Los niños son seres vírgenes en ideas y pensamientos. No conocen de referencias y nombres que los adultos les exigimos y enseñamos en su diario quehacer, en su feliz vida. Por eso, y porque sus vidas deben estar rodeadas de las referencias auténticas de nuestra cultura, es peligroso marcar sus inocentes juramentos con referencias e ideologias exóticas e incoherentes.

¿Qué pudiera pensar ese futuro hombre el día que redescubriera que aquel Che, por el que juro toda su vida de niño, era un argentino que ordenó la muerte a miles de cubanos que lucharon contra Batista, como él lo hizo?

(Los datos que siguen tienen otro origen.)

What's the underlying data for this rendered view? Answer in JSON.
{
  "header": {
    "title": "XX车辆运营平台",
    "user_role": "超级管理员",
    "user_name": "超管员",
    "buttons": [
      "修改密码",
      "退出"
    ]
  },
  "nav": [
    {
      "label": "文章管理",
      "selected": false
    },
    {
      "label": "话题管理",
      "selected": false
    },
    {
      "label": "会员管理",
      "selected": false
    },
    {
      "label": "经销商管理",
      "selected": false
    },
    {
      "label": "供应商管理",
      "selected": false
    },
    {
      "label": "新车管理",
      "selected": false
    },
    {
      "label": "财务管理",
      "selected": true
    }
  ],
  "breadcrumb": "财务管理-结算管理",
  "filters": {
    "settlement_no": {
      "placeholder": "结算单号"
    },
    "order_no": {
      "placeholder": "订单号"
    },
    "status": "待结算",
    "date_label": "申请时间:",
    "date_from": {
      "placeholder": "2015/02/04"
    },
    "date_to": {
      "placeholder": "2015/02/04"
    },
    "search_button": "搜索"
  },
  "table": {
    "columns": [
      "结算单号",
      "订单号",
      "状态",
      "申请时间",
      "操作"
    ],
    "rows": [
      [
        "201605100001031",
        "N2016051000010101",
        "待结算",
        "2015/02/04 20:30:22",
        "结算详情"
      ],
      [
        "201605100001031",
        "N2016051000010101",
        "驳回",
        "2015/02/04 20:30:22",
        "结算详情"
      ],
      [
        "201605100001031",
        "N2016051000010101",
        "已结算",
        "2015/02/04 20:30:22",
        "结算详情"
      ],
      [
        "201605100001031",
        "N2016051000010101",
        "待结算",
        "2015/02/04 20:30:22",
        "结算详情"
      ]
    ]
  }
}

¿Creerá alguna vez más en aquel juramento infantil?

Lo mas seguro crecerá siendo esa persona cínica, descreída de la politica y los políticos, de las ideas que traspasen el límite de su casa y su bolsillo. Estaremos en presencia de un animalito acefalo, inmunológicamente aséptico a cualquier idea que traspase la barrera de su individualidad material, descreído, inerme a la tragedia social del hombre moderno.

Y entonces los veremos un día repudiando en un mitin oficialmente convocado por el gobierno, para al otro amanecer en algún aeropuerto extranjero, lejos de Cuba, lejos del mundo encarcelado en que vivió su ninez y juró ser por alguien que no significó nada en su vida, mas allá que una mentira.

Y no creerá mas en el Che. No querrá que sus hijos prometan nada a ninguna bandera. Borrará de su vida el tiempo inútil en que, como una manada alegre, repetia coreográficamente sin saber y entender: “Pionero por el Comunismo, seremos como el Che”.

No será entonces pionero del Che, pero tampoco será de Cuba ni de Martí.

Extraña ideologia cubana que, despreciando la capitalista por supuesta “falta de valores”, crea una totalmente nueva aséptica, cínica, desnuda, desvalorizada de todo contenido y espíritu.

Siento pena por esos niños que día a día acuden a las escuelas cubanas y saludan un símbolo… que ya ha muerto.